What is the direction of rolling resistance?

Question

I would like to know the direction of rolling resistance between an object and a surface. From my research, rolling resistance causes a torque around the center of mass of the object, and since torque is a vector, it must have a direction. In case of a rolling wheel, it is clear: the rolling resistance must oppose the rolling motion. So if the rolling object has spin angular velocity $\vec{w}$, then the rolling resistance torque is in the $-\vec{w}$ direction. However, for general rolling shapes I am getting confused.

So consider a shape (could be a wheel, a coin, a ball, an egg etc) that is moving across a horizontal surface. I say moving, not rolling, because the object could be partly sliding and partly rolling. Suppose that the center of mass has velocity $\vec{v}$, and the object is rotating around its center of mass with spin angular velocity $\vec{w}$. The rolling resistance does creates a torque $\vec{\tau}_{rr}$ around the center of mass of the ball. This torque affects $\vec{w}$.

Now I have two contradicting ideas for the direction of the rolling resistance.

• On the one hand, I would expect it to oppose the rotation of the object, like in the wheel case. That means that $\vec{\tau}_{rr}$ is in the $-\vec{w}$ direction.
• On the other hand, I have understood so far that rolling resistance is caused by the distribution of vertical normal forces at the contact 'point' with the ground. Therefore, I would expect the induced torque $\vec{\tau}_{rr}$ to have only x and y components.

The two ideas are contradictory, because $\vec{w}$ might have a z-component.

The Wikipedia page on rolling resistance does not answer this question. It does say that rolling resistance 'opposes the motion'. But which motion is this? I could think of an 'imaginary' force $\vec{F}_{roll}$ at the contact point, which would correspond to the torque via $\vec{\tau}_{rr} = \vec{r}\times \vec{F}_{roll} $. Here $\vec{r}$ is the vector from center of mass to contact point. Then $\vec{F}_{roll}$ could oppose the motion $\vec{v}$, or it could oppose the instanteneous motion at the contact point $\vec{v} +\vec{\omega}\times \vec{r}$.

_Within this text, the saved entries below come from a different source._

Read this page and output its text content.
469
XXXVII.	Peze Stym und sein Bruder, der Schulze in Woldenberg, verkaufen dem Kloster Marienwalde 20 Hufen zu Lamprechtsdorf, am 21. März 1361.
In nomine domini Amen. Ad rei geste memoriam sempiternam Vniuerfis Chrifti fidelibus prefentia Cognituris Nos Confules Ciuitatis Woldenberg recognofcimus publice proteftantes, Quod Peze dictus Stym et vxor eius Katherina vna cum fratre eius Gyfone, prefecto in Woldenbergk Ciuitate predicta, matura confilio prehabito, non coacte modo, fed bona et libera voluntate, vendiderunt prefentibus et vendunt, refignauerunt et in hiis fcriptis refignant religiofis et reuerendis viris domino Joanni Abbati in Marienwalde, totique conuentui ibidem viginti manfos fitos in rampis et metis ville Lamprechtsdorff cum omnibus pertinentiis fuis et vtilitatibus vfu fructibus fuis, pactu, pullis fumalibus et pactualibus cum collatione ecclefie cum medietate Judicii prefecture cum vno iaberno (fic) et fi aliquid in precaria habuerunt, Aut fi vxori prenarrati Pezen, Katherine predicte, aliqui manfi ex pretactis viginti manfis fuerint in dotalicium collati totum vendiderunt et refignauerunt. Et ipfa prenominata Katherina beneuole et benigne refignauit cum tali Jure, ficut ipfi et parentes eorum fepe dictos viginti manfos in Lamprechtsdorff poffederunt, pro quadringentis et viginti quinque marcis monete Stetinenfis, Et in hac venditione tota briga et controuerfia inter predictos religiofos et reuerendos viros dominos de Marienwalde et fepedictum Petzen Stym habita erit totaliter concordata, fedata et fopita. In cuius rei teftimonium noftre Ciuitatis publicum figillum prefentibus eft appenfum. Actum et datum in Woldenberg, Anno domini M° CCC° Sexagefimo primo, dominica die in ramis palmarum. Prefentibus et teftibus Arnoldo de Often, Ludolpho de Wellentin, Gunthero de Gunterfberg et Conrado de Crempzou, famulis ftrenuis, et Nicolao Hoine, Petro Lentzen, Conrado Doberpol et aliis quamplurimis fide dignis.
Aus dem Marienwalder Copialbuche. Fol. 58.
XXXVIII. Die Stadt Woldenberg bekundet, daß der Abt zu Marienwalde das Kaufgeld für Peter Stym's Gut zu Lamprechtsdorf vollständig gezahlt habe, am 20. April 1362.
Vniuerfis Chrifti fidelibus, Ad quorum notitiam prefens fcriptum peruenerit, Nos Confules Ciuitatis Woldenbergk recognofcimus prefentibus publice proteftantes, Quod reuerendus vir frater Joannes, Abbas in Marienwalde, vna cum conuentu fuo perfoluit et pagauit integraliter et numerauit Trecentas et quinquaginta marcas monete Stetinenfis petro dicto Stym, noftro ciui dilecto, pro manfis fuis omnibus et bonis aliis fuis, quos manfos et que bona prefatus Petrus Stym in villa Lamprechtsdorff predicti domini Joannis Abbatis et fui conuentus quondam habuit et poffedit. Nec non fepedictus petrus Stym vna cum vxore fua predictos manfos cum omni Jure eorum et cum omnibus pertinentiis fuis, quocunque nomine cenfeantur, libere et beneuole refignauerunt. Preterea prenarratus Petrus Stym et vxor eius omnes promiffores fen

Which of my ideas is correct, and how can you derive this from physical arguments?

Answer 1

Am I wrong, but don’t you speak about the angular acceleration? This could change the way we have to consider the situation…

Answer 2

Your first argument, or rather, the first notion that the torque created due to rolling resistance opposes the relative angular velocity is correct. In your second idea, you start off by capturing the cause of rolling resistance correctly, but your inference that $\vec{\tau}_{rr}$ must not have a component whether opposing or supporting (we come to that later) the angular velocity seems incorrect.

Consider, without any loss of generality, a rubber tyre moving along in the positive x-axis with some angular velocity $\vec{w}$ in the $-\hat{z}$ direction. As you zoom in on the contact point, you will see that it is more of a patch than a point, and that the normal force is not acting at the geometric center of this patch. This follows from the fact that the part to the left of the center is recovering from the deformation and the rightward part is "leaning into" the ground. Thus, for this model, we could argue that a normal force $\vec{N}$ $ \hat{j}$ acts at a point, say, $d$ units right of the "true center". This point will thus have the lever arm vector $\vec{R}_{P} = d \hat{i} - R \hat{j}$, where $R$ is the radius of this tyre.

When you take the cross product of the lever arm vector and the normal force to find $\vec{\tau}_{rr}$, you will find that one of the terms in the resulting product vanishes and you are left only with $dN$ $\hat{z}$. To be fair, the magnitude of this torque is of little importance to us here, what is important is that it is precisely opposing the relative angular velocity of the tyre which was in the $-\hat{z}$ direction.

EDIT: I had previously omitted the reason as to why I think $\vec{\tau}_{rr}$ would even equal this cross product in the first place. The deformation of the wheel, like I mentioned, implies that the normal force does not directly point towards the axle, rather, it is offset by some small distance (here, $d$ units) rightwards, as opposed to an ideal case where it would point directly towards the axle. The torque that this normal force has is thus precisely the opposing torque that rolling resistance offers.